The force acting on a window of area `50cm xx 50cm` of a submarine at a depth of `2000 m` in an ocean, the interior of which is maintained at sea level atmospheric pressure is (Density of sea water = `10^(3)kgm^(-3)`, `g = 10ms^(-2)`)

To find the force acting on the window of the submarine, we can follow these steps: ### Step 1: Determine the area of the window The area of the window is given as \(50 \, \text{cm} \times 50 \, \text{cm}\). We need to convert this to square meters for consistency with SI units. \[ \text{Area} = 50 \, \text{cm} \times 50 \, \text{cm} = 0.5 \, \text{m} \times 0.5 \, \text{m} = 0.25 \, \text{m}^2 \] ### Step 2: Calculate the pressure at a depth of 2000 m The pressure at a depth \(h\) in a fluid is given by the formula: \[ P = P_0 + \rho g h \] Where: - \(P_0\) is the atmospheric pressure at sea level, approximately \(10^5 \, \text{Pa}\) (or \(1 \, \text{atm}\)). - \(\rho\) is the density of the fluid (sea water), given as \(10^3 \, \text{kg/m}^3\). - \(g\) is the acceleration due to gravity, given as \(10 \, \text{m/s}^2\). - \(h\) is the depth, given as \(2000 \, \text{m}\).
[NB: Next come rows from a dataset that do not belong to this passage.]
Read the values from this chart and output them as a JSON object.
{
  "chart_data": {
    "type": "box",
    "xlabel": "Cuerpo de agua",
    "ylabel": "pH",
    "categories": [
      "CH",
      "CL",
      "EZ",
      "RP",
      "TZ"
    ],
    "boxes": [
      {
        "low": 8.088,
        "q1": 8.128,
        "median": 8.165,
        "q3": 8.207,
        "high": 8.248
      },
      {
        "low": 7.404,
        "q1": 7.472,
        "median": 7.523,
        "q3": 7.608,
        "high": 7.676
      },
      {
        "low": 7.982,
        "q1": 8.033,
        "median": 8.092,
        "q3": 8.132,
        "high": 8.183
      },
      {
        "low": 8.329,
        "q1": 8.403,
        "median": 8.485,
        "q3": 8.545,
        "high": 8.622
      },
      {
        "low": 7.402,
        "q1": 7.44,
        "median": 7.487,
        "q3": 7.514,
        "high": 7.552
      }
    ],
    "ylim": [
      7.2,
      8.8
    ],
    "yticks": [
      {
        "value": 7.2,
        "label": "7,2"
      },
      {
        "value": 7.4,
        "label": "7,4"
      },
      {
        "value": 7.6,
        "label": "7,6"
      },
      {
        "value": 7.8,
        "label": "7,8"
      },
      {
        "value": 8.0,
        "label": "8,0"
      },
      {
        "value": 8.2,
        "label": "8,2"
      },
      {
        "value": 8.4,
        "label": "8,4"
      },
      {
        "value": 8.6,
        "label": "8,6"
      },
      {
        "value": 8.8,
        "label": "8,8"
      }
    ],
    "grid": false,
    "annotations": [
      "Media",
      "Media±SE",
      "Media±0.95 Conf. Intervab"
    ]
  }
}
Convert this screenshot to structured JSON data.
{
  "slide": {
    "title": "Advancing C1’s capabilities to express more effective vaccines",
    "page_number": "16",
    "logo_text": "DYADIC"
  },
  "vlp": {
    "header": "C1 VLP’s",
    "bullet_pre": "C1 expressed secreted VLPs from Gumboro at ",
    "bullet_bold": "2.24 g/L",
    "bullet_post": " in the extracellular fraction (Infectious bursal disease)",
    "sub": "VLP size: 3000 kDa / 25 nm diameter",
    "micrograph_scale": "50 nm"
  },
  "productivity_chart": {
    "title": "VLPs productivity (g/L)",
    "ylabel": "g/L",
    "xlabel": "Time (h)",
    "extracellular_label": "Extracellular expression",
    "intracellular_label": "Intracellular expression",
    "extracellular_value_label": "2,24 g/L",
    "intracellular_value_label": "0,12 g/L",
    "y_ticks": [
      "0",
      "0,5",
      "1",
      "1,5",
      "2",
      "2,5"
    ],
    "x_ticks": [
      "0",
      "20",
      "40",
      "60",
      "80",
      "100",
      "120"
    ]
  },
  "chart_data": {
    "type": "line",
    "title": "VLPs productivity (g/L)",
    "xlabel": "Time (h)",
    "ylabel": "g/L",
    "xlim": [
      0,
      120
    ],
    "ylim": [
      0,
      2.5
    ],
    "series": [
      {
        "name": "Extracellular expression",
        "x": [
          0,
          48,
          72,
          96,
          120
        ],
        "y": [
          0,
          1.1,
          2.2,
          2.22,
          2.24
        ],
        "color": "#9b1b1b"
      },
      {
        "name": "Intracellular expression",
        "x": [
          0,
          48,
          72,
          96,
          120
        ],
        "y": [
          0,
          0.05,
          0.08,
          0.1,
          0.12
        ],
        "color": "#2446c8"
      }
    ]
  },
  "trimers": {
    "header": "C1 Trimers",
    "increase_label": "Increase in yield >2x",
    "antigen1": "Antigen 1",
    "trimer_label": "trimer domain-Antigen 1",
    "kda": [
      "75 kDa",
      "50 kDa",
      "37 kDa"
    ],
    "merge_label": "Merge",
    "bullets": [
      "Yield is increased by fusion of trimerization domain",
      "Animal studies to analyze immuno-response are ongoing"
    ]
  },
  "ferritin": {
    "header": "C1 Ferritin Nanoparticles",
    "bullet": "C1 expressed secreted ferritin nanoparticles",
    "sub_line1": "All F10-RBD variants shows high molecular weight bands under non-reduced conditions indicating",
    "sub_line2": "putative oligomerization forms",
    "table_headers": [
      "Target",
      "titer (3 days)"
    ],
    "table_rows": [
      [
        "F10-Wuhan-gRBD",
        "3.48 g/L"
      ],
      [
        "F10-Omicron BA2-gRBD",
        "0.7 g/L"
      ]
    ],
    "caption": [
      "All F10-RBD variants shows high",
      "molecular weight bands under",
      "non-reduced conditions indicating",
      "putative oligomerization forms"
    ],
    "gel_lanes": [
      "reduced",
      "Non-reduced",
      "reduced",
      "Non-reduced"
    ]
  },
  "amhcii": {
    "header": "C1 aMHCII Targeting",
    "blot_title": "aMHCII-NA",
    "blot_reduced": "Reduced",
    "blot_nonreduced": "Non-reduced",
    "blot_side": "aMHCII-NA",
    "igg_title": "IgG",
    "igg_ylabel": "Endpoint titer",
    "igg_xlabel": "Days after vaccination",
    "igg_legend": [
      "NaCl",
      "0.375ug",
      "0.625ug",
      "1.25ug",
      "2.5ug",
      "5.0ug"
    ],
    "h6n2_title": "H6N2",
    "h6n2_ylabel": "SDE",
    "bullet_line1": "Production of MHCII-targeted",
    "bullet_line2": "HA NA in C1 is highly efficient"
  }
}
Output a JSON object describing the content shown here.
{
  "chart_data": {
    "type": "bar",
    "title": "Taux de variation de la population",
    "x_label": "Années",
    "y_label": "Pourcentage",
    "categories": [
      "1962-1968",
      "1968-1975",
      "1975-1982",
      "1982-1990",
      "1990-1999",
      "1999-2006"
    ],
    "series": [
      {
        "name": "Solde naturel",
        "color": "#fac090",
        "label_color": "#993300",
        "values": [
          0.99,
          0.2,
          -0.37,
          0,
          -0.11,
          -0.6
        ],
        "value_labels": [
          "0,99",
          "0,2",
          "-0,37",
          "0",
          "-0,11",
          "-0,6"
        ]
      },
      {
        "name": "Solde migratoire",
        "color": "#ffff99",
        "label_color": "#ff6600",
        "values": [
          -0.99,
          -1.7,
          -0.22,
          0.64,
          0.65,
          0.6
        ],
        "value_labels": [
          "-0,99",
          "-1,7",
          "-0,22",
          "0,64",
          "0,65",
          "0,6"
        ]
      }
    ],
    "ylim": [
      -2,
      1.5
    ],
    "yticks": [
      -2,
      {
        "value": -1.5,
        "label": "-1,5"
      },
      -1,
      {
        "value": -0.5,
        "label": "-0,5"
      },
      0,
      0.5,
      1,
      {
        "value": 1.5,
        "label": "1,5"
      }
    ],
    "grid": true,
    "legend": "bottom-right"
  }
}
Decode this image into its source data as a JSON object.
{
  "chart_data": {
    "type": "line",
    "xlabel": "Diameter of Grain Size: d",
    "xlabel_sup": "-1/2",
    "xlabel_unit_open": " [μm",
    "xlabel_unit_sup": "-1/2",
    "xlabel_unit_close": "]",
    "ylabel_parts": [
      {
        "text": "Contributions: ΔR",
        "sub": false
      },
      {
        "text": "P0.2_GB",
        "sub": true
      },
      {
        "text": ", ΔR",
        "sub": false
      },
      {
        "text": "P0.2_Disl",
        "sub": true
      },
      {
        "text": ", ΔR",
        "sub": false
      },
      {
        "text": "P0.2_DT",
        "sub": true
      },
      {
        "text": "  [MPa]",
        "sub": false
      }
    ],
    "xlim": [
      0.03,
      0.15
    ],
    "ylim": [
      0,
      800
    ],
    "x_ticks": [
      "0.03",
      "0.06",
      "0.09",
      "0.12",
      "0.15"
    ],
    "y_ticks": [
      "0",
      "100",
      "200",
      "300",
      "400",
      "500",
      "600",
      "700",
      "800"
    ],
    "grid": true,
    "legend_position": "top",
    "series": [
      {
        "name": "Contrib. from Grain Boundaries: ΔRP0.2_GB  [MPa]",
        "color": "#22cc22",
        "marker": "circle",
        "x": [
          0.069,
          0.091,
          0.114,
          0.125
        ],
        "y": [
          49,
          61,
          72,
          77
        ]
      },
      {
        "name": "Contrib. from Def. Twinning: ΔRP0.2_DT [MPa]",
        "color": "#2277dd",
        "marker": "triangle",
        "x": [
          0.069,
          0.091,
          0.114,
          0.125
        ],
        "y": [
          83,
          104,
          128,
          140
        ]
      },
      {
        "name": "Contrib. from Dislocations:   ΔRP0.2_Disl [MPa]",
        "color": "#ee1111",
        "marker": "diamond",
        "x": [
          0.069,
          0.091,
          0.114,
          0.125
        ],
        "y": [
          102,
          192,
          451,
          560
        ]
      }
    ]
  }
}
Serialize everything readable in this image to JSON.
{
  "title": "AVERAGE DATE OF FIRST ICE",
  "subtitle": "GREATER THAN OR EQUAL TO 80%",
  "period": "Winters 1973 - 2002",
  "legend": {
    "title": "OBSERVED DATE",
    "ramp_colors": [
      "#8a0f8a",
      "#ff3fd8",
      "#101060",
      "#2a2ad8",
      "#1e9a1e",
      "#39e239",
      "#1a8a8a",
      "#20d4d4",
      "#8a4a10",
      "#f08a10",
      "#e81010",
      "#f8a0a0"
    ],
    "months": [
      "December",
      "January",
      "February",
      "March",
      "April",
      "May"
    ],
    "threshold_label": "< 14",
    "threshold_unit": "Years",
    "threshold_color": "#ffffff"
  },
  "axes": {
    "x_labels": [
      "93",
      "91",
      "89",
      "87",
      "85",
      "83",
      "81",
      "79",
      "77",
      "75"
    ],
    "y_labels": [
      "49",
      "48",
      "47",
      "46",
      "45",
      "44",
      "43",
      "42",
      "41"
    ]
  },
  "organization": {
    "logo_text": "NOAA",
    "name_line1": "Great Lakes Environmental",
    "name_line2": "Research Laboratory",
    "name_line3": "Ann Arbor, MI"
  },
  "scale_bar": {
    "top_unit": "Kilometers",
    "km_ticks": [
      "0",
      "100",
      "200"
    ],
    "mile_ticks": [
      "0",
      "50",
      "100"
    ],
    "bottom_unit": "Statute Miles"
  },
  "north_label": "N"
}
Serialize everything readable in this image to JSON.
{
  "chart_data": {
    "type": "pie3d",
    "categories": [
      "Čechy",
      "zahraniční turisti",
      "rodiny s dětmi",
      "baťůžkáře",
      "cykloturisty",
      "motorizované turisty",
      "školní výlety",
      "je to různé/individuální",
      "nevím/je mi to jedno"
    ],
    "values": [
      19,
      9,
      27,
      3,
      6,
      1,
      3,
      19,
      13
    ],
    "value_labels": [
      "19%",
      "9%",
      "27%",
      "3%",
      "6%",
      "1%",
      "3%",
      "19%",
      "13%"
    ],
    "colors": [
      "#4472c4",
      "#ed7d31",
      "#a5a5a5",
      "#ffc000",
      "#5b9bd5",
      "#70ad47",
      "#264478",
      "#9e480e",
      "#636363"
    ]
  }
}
Substituting the values: \[ P = 10^5 \, \text{Pa} + (10^3 \, \text{kg/m}^3)(10 \, \text{m/s}^2)(2000 \, \text{m}) \] Calculating the second term: \[ P = 10^5 \, \text{Pa} + 2 \times 10^7 \, \text{Pa} = 2.1 \times 10^7 \, \text{Pa} \] ### Step 3: Calculate the net pressure acting on the window The net pressure acting on the window is the pressure from the outside minus the pressure from the inside. The inside pressure is maintained at atmospheric pressure \(P_0\): \[ \text{Net Pressure} = P - P_0 = (2.1 \times 10^7 \, \text{Pa}) - (10^5 \, \text{Pa}) = 2.09 \times 10^7 \, \text{Pa} \] ### Step 4: Calculate the force acting on the window The force \(F\) acting on the window can be calculated using the formula: \[ F = \text{Net Pressure} \times \text{Area} \] Substituting the values: \[ F = (2.09 \times 10^7 \, \text{Pa}) \times (0.25 \, \text{m}^2) \] Calculating the force: \[ F = 5.225 \times 10^6 \, \text{N} \] ### Conclusion The force acting on the window of the submarine at a depth of 2000 m is approximately \(5.225 \times 10^6 \, \text{N}\).